El debate en la tribuna
A pesar de la aprobación mayoritaria, el debate del pasado martes 7 de abril reveló grietas profundas. La diputada Alma Lidia de la Vega defendió la reforma como una "salvaguarda de la dignidad profesional", señalando que no se puede permitir que el progreso tecnológico ocurra a costa de la precarización del talento humano.
Sin embargo, desde la oposición, el diputado Germán Martínez (PAN) lanzó una advertencia severa: la ley podría ser "letra muerta" si el Estado no tiene las herramientas para vigilar lo que ocurre en el mundo digital. Además, alertó sobre los estándares de la Corte Interamericana de Derechos Humanos, sugiriendo que un exceso de control sobre la "imitación" podría inhibir la libertad de expresión y la creación cultural.
Por su parte, Movimiento Ciudadano criticó la falta de una definición legal sólida de "Inteligencia Artificial" dentro del cuerpo de la ley, lo que a su juicio dejará en manos de los jueces la interpretación de qué herramientas tecnológicas entran en la categoría de IA y cuáles no.

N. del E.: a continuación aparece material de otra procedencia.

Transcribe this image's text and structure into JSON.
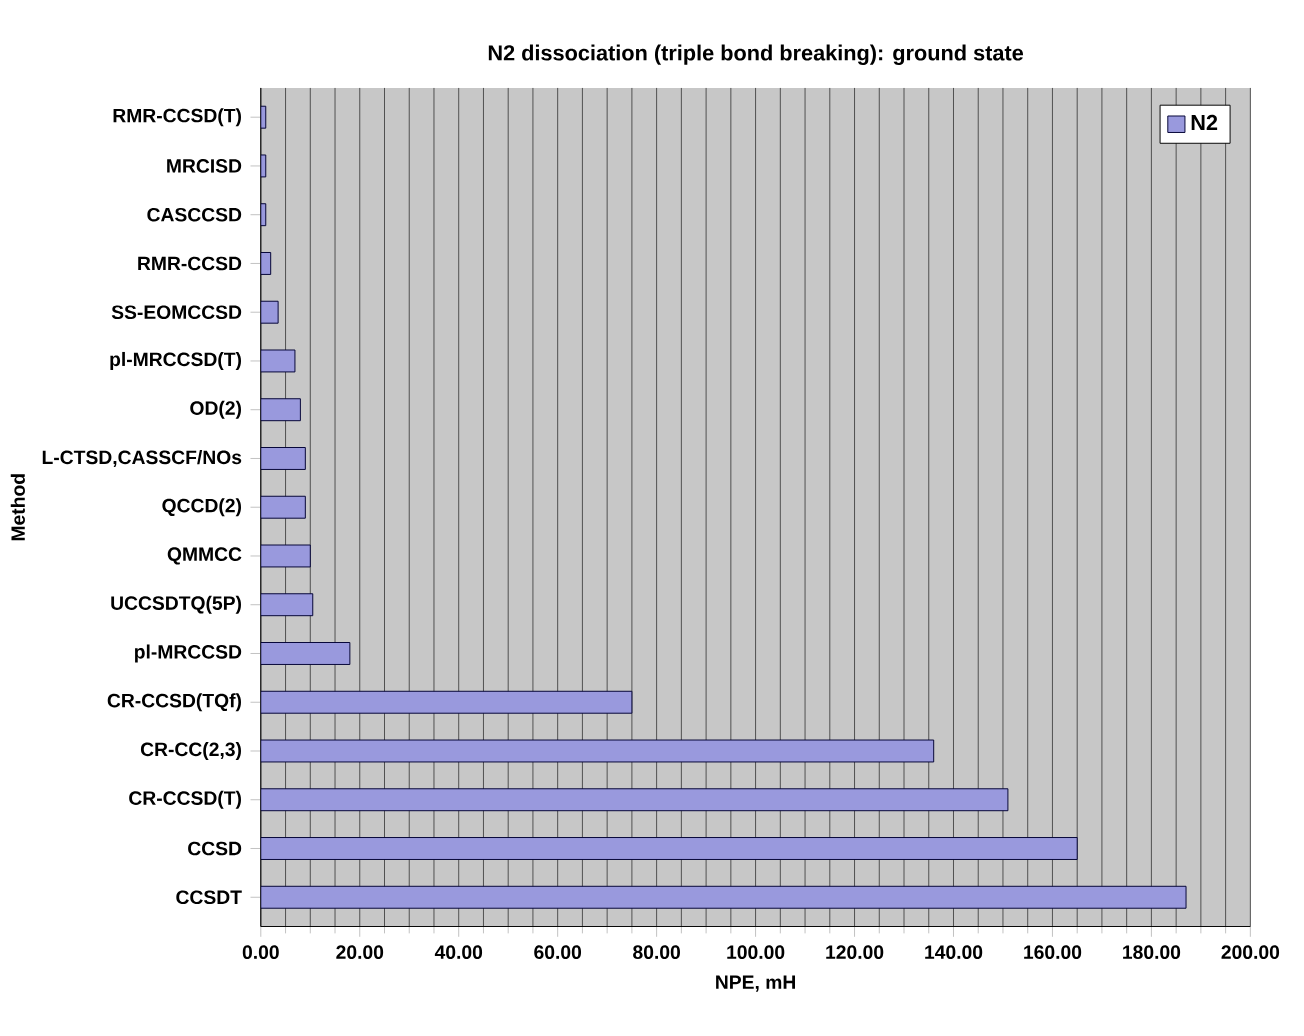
{
  "chart_data": {
    "type": "bar",
    "orientation": "horizontal",
    "title": "N2 dissociation (triple bond breaking): ground state",
    "xlabel": "NPE, mH",
    "ylabel": "Method",
    "categories": [
      "RMR-CCSD(T)",
      "MRCISD",
      "CASCCSD",
      "RMR-CCSD",
      "SS-EOMCCSD",
      "pl-MRCCSD(T)",
      "OD(2)",
      "L-CTSD,CASSCF/NOs",
      "QCCD(2)",
      "QMMCC",
      "UCCSDTQ(5P)",
      "pl-MRCCSD",
      "CR-CCSD(TQf)",
      "CR-CC(2,3)",
      "CR-CCSD(T)",
      "CCSD",
      "CCSDT"
    ],
    "series": [
      {
        "name": "N2",
        "color": "#9999dd",
        "values": [
          1,
          1,
          1,
          2,
          3.5,
          6.9,
          8,
          9,
          9,
          10,
          10.5,
          18,
          75,
          136,
          151,
          165,
          187
        ]
      }
    ],
    "xlim": [
      0,
      200
    ],
    "xticks": [
      {
        "value": 0,
        "label": "0.00"
      },
      {
        "value": 20,
        "label": "20.00"
      },
      {
        "value": 40,
        "label": "40.00"
      },
      {
        "value": 60,
        "label": "60.00"
      },
      {
        "value": 80,
        "label": "80.00"
      },
      {
        "value": 100,
        "label": "100.00"
      },
      {
        "value": 120,
        "label": "120.00"
      },
      {
        "value": 140,
        "label": "140.00"
      },
      {
        "value": 160,
        "label": "160.00"
      },
      {
        "value": 180,
        "label": "180.00"
      },
      {
        "value": 200,
        "label": "200.00"
      }
    ],
    "grid": "x",
    "legend": "top right"
  }
}
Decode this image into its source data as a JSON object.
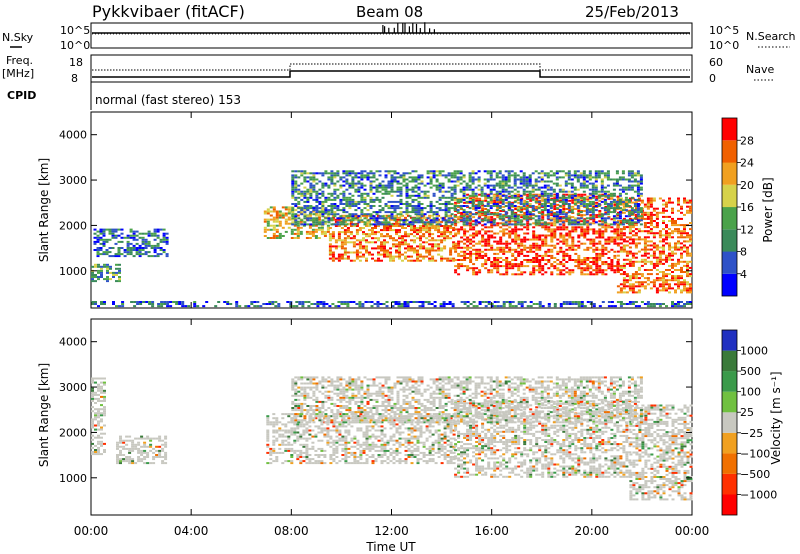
{
  "header": {
    "station": "Pykkvibaer (fitACF)",
    "beam": "Beam 08",
    "date": "25/Feb/2013"
  },
  "noise_panel": {
    "left_label": "N.Sky",
    "right_label": "N.Search",
    "left_ticks": [
      "10^5",
      "10^0"
    ],
    "right_ticks": [
      "10^5",
      "10^0"
    ]
  },
  "freq_panel": {
    "left_label_line1": "Freq.",
    "left_label_line2": "[MHz]",
    "right_label": "Nave",
    "left_ticks": [
      "18",
      "8"
    ],
    "right_ticks": [
      "60",
      "0"
    ],
    "cpid_label": "CPID",
    "cpid_value": "normal (fast stereo) 153"
  },
  "chart_data": [
    {
      "type": "heatmap",
      "name": "power",
      "ylabel": "Slant Range [km]",
      "ylim": [
        180,
        4500
      ],
      "yticks": [
        1000,
        2000,
        3000,
        4000
      ],
      "xlim_hours": [
        0,
        24
      ],
      "xticks": [
        "00:00",
        "04:00",
        "08:00",
        "12:00",
        "16:00",
        "20:00",
        "00:00"
      ],
      "colorbar": {
        "label": "Power [dB]",
        "range": [
          0,
          32
        ],
        "ticks": [
          "4",
          "8",
          "12",
          "16",
          "20",
          "24",
          "28"
        ],
        "colors": [
          "#0000ff",
          "#2e52c8",
          "#3a8a5a",
          "#4aa24a",
          "#d6d24a",
          "#f0a020",
          "#f06000",
          "#ff0000"
        ]
      },
      "regions": [
        {
          "t": [
            0.1,
            3.0
          ],
          "r": [
            1300,
            1900
          ],
          "level": 0.25
        },
        {
          "t": [
            0.0,
            1.2
          ],
          "r": [
            750,
            1150
          ],
          "level": 0.4
        },
        {
          "t": [
            0.0,
            24.0
          ],
          "r": [
            200,
            300
          ],
          "level": 0.2
        },
        {
          "t": [
            6.9,
            9.5
          ],
          "r": [
            1700,
            2400
          ],
          "level": 0.6
        },
        {
          "t": [
            9.5,
            14.5
          ],
          "r": [
            1200,
            2200
          ],
          "level": 0.75
        },
        {
          "t": [
            14.5,
            21.0
          ],
          "r": [
            900,
            2700
          ],
          "level": 0.85
        },
        {
          "t": [
            21.0,
            24.0
          ],
          "r": [
            500,
            2600
          ],
          "level": 0.8
        },
        {
          "t": [
            8.0,
            22.0
          ],
          "r": [
            2000,
            3200
          ],
          "level": 0.3
        }
      ]
    },
    {
      "type": "heatmap",
      "name": "velocity",
      "ylabel": "Slant Range [km]",
      "ylim": [
        180,
        4500
      ],
      "yticks": [
        1000,
        2000,
        3000,
        4000
      ],
      "xlim_hours": [
        0,
        24
      ],
      "xticks": [
        "00:00",
        "04:00",
        "08:00",
        "12:00",
        "16:00",
        "20:00",
        "00:00"
      ],
      "xlabel": "Time UT",
      "colorbar": {
        "label": "Velocity [m s⁻¹]",
        "range": [
          -1250,
          1250
        ],
        "ticks": [
          "1000",
          "500",
          "100",
          "25",
          "−25",
          "−100",
          "−500",
          "−1000"
        ],
        "colors": [
          "#2030c0",
          "#3a7a3a",
          "#3a9a4a",
          "#70c040",
          "#c8c8c0",
          "#f0a020",
          "#f07000",
          "#ff3000",
          "#ff0000"
        ]
      },
      "regions": [
        {
          "t": [
            0.0,
            0.5
          ],
          "r": [
            1500,
            3200
          ],
          "level": 0.5
        },
        {
          "t": [
            1.0,
            3.0
          ],
          "r": [
            1300,
            1900
          ],
          "level": 0.5
        },
        {
          "t": [
            7.0,
            14.5
          ],
          "r": [
            1300,
            2400
          ],
          "level": 0.5
        },
        {
          "t": [
            14.5,
            21.5
          ],
          "r": [
            1000,
            2700
          ],
          "level": 0.45
        },
        {
          "t": [
            21.5,
            24.0
          ],
          "r": [
            500,
            2600
          ],
          "level": 0.5
        },
        {
          "t": [
            8.0,
            22.0
          ],
          "r": [
            2200,
            3200
          ],
          "level": 0.5
        }
      ]
    }
  ]
}
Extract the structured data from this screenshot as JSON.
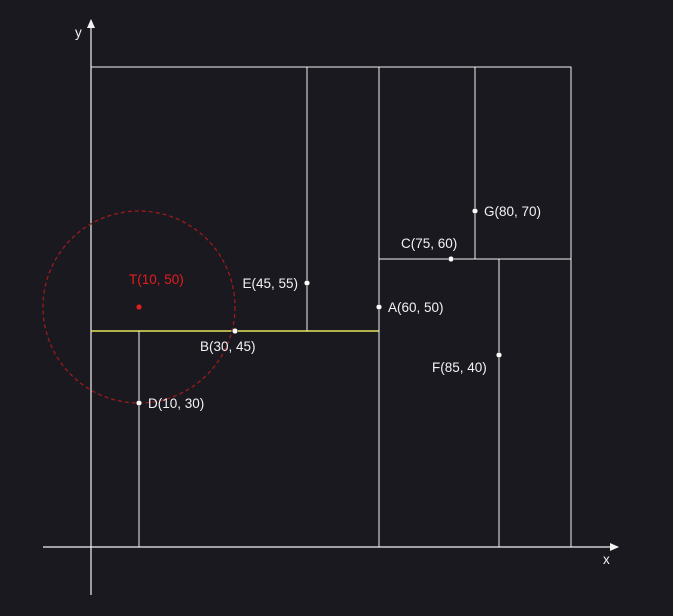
{
  "axes": {
    "x_label": "x",
    "y_label": "y",
    "x_range": [
      0,
      110
    ],
    "y_range": [
      0,
      100
    ]
  },
  "region": {
    "x": [
      0,
      100
    ],
    "y": [
      0,
      100
    ]
  },
  "colors": {
    "background": "#1b1920",
    "lines": "#f2f2f2",
    "highlight_segment": "#e4e45a",
    "target": "#e11e1e",
    "search_circle": "#9b1b1b"
  },
  "partition_segments": [
    {
      "name": "split-line-b",
      "from": [
        0,
        45
      ],
      "to": [
        60,
        45
      ],
      "highlight": true
    },
    {
      "name": "split-line-a",
      "from": [
        60,
        0
      ],
      "to": [
        60,
        100
      ]
    },
    {
      "name": "split-line-d",
      "from": [
        10,
        0
      ],
      "to": [
        10,
        45
      ]
    },
    {
      "name": "split-line-e",
      "from": [
        45,
        45
      ],
      "to": [
        45,
        100
      ]
    },
    {
      "name": "split-line-c",
      "from": [
        60,
        60
      ],
      "to": [
        100,
        60
      ]
    },
    {
      "name": "split-line-f",
      "from": [
        85,
        0
      ],
      "to": [
        85,
        60
      ]
    },
    {
      "name": "split-line-g",
      "from": [
        80,
        60
      ],
      "to": [
        80,
        100
      ]
    }
  ],
  "points": [
    {
      "name": "point-a",
      "label": "A(60, 50)",
      "x": 60,
      "y": 50,
      "anchor": "right"
    },
    {
      "name": "point-b",
      "label": "B(30, 45)",
      "x": 30,
      "y": 45,
      "anchor": "below"
    },
    {
      "name": "point-c",
      "label": "C(75, 60)",
      "x": 75,
      "y": 60,
      "anchor": "above-left"
    },
    {
      "name": "point-d",
      "label": "D(10, 30)",
      "x": 10,
      "y": 30,
      "anchor": "right"
    },
    {
      "name": "point-e",
      "label": "E(45, 55)",
      "x": 45,
      "y": 55,
      "anchor": "left"
    },
    {
      "name": "point-f",
      "label": "F(85, 40)",
      "x": 85,
      "y": 40,
      "anchor": "below-left"
    },
    {
      "name": "point-g",
      "label": "G(80, 70)",
      "x": 80,
      "y": 70,
      "anchor": "right"
    }
  ],
  "target": {
    "label": "T(10, 50)",
    "x": 10,
    "y": 50,
    "radius": 20
  }
}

La reforma ahora viaja a la Cámara de Senadores, ahí se espera se analice la efectividad de haber eliminado las multas administrativas y la necesidad de armonizar estas leyes con los tratados internacionales de propiedad intelectual. Esto finalmente determinará si esta ley es realmente una base certera para los artistas o un intento insuficiente.
VAP
Votación
368 votos a favor.
104 abstenciones.
Puntos relevantes del dictamen
Se eliminaron las multas (originalmente de 586 mil pesos).
El artículo 305 Bis obliga incluir cláusulas sobre el uso de IA y la remuneración.
Se requiere consentimiento previo para replicar voz o imagen.
Se mantiene la libertad para la parodia y la sátira, siempre que no engañen al público.